Vermont can and must move forward — with or without Shumlin — to secure the human right to health care for everyone. Without guaranteed access to care, the human rights crisis in our state will continue unabated. Too many people suffer from poor health, financial hardship, and agonizing choices between filling their prescriptions, putting food on the table or paying rent. Growing inequity in our state, which leaves one in every five young children in poverty, signals a much deeper problem, yet the market-based health care system has a lot to do with it. An insurance system that sells health care as a commodity to those who can pay exemplifies how our entire economy is set up to make money off of underpaid workers and channels profits to corporations that excel in avoiding taxation.

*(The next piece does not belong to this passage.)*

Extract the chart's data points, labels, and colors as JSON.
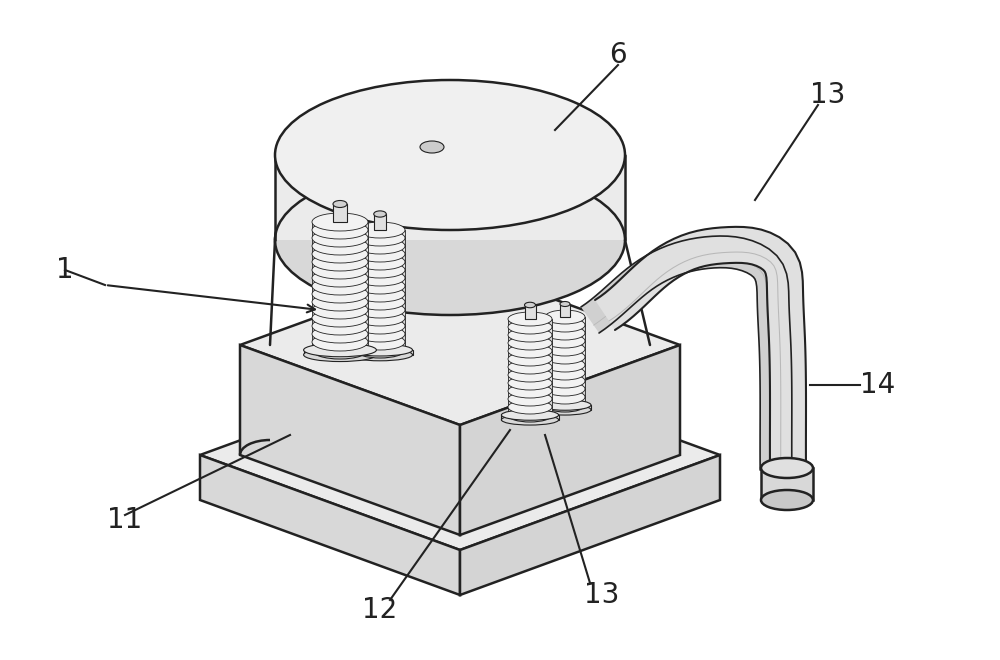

The Healthcare Is a Human Right Campaign set out in 2008 to build a movement led by people impoverished and excluded by the market insurance and economic system, with a view to changing what is politically possible in our state. When we first met with Peter Shumlin in 2009, he said he believed universal health care was not possible, yet as we succeeded in shifting public discourse, he changed tack to do what was politically expedient. Yet his support for universal health care always rested on a pro-business agenda that sought to maintain and expand an economy benefiting the few. As long as universal health care appeared to be aligned with lowering costs for big businesses, Gov. Shumlin largely followed the road set out by Act 48. However, he did so without seeking public input or meeting required deadlines, instead discussing his plans primarily with his Business Advisory Council on Healthcare Financing. In successive state budgets, he pitted health care against education, social programs, a livable wage and paid sick days, cutting the budget by raising the specter of future health care taxes. When it became apparent that universal health care would only work when equitably financed, with big businesses paying their fair share, Shumlin switched sides again and abandoned his obligations under Act 48.
Universal, publicly financed health care is about economic change – it’s about making our economy work for all people, not the few; it’s about an economy with sustainable businesses that serve the people, not just profit interests, an economy that creates good, livable wage jobs and protects our environment. Shumlin has not been a champion of a people’s economy. Now that he has shown his cards, it’s time for us to show that we can do better.
Universal health care works by moving from private premium payments, deductibles, co-pays and co-insurance to public taxes. We already pay for our health care system – at least twice as much as countries with universal health care – which means no new money is needed. An equitable financing plan would be based on progressive taxation, so that both businesses and individuals pay according to their ability. No flat taxes that make small businesses pay the same as big, no caps on payments by the wealthy, no cost-shifting to individuals. Here’s how Vermont can get a health care system, and ultimately an economy, that puts people first: we maintain the current 80 percent to 20 percent split between business and individual premium contributions; individuals and families pay what they can through income taxes; and businesses pay their share through a graduated payroll tax that starts at zero for the smallest businesses and goes up to 20 percent or higher for large corporations, maintaining their current rate of contributions. Companies with large wage discrepancies would be charged more than those that pay all their workers a fair wage.
Progressive health care financing would ensure that everyone gets the health care they need and contributes based on ability. It would also set us on track for an economy that works for all people. Low voter turnout at the last election showed us that people are disillusioned with the status quo and ready for change. We count on our elected representatives to act on that, just as we count on the Green Mountain Care Board to move forward with Act 48 in tandem with the Legislature. Our people’s movement will show the way forward for publicly financing health care based on ability to pay, for equitably funded education, and for a state budget and economy that puts people and the planet first.